Something black crashed into it, snarling. A wolf, bigger than any I had ever seen. It fought with precision, with fury, tearing into the feral with lethal speed.
I collapsed to my knees, blood soaking my fur, vision fading.
Then I heard the voice. Not aloud. In my mind.
“Shift. You’re hurt. Let me help you.”
The sound of it struck me like a spell. Smooth, commanding, gentle underneath.
“You’re mine. Mate.”
My body obeyed without thought. Bones broke again, skin replaced fur. I knelt there, human, gasping. The black wolf shifted, and I saw his face.
Sharp lines, light brown eyes, a scar along one cheek.
Corin Therros.
His eyes widened in recognition, then narrowed with something harder.
“No,” he said. “You can’t be my mate.”
“Looks like the forest disagrees,” I whispered, swaying.
His gaze flicked to the blood running down my neck.
“I won’t take you as Luna. Ever. Go back to the village. Tell no one.”

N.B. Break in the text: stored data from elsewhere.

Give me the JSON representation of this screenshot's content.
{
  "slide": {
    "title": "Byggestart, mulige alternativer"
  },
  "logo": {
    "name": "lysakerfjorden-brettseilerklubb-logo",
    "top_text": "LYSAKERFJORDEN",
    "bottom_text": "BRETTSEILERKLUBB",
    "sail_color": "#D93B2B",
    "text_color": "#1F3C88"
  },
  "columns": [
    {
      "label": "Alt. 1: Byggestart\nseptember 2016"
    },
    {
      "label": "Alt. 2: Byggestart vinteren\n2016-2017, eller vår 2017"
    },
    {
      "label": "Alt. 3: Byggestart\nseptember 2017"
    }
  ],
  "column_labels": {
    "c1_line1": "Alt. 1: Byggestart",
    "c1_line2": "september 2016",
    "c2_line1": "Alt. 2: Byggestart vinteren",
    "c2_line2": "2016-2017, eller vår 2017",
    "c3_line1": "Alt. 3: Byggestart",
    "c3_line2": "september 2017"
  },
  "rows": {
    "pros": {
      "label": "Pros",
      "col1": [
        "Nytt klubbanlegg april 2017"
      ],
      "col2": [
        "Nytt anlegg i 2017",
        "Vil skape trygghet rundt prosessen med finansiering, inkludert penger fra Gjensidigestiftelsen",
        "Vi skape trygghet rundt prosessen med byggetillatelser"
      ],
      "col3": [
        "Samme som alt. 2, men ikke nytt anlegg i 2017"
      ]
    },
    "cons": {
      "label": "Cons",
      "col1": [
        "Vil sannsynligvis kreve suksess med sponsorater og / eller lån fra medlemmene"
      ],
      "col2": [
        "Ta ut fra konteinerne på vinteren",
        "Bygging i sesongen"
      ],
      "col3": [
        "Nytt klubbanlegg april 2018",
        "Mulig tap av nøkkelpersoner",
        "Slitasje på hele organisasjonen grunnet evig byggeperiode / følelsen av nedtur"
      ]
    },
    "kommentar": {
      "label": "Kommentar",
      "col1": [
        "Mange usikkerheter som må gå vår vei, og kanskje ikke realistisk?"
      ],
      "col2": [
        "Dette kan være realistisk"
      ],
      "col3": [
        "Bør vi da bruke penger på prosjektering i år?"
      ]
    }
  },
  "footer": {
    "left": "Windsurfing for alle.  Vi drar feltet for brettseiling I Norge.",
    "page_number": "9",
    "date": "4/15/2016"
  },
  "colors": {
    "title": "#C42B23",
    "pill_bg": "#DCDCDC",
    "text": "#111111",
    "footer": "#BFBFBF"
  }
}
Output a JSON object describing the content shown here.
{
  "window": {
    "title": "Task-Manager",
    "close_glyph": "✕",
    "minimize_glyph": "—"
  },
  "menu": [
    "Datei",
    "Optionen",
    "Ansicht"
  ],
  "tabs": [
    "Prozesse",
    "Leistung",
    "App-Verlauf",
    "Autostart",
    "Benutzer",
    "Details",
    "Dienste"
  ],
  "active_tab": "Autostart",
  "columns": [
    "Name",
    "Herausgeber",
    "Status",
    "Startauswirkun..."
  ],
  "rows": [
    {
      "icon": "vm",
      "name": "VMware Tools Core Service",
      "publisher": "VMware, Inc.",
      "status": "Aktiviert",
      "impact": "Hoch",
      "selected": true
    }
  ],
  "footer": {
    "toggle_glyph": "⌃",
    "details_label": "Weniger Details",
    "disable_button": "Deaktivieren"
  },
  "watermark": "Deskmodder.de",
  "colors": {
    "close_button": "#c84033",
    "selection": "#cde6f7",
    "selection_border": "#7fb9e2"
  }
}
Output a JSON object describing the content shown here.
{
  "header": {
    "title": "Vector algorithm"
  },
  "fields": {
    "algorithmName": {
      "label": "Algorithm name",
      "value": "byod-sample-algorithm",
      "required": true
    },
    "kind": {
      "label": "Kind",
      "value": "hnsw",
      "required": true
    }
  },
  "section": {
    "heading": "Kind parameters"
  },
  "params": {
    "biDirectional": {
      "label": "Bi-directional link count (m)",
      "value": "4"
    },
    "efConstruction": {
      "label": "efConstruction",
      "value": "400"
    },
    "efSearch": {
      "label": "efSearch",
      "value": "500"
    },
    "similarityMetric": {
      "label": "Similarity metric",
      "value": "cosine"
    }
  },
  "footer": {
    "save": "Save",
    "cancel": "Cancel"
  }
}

And then he shifted and was gone.
I sat there, stunned, the weight of his words sinking in.
He had rejected me.
I felt it, like a stone in my chest, like something breaking inside that would never quite mend.
Then I stood, slowly, shakily. I was not done. Not yet.
They would still lose, werewolves were at the top of the food chain with the exception of Lycans, although they had died out so long ago that they were now nothing more than a myth.
By attacking them and ending it quickly, I didn’t give their brains enough time to catch up so they wouldn’t feel pain at all, they would just be dead. When I had bandaged myself completely, I walked into my room and froze in shock.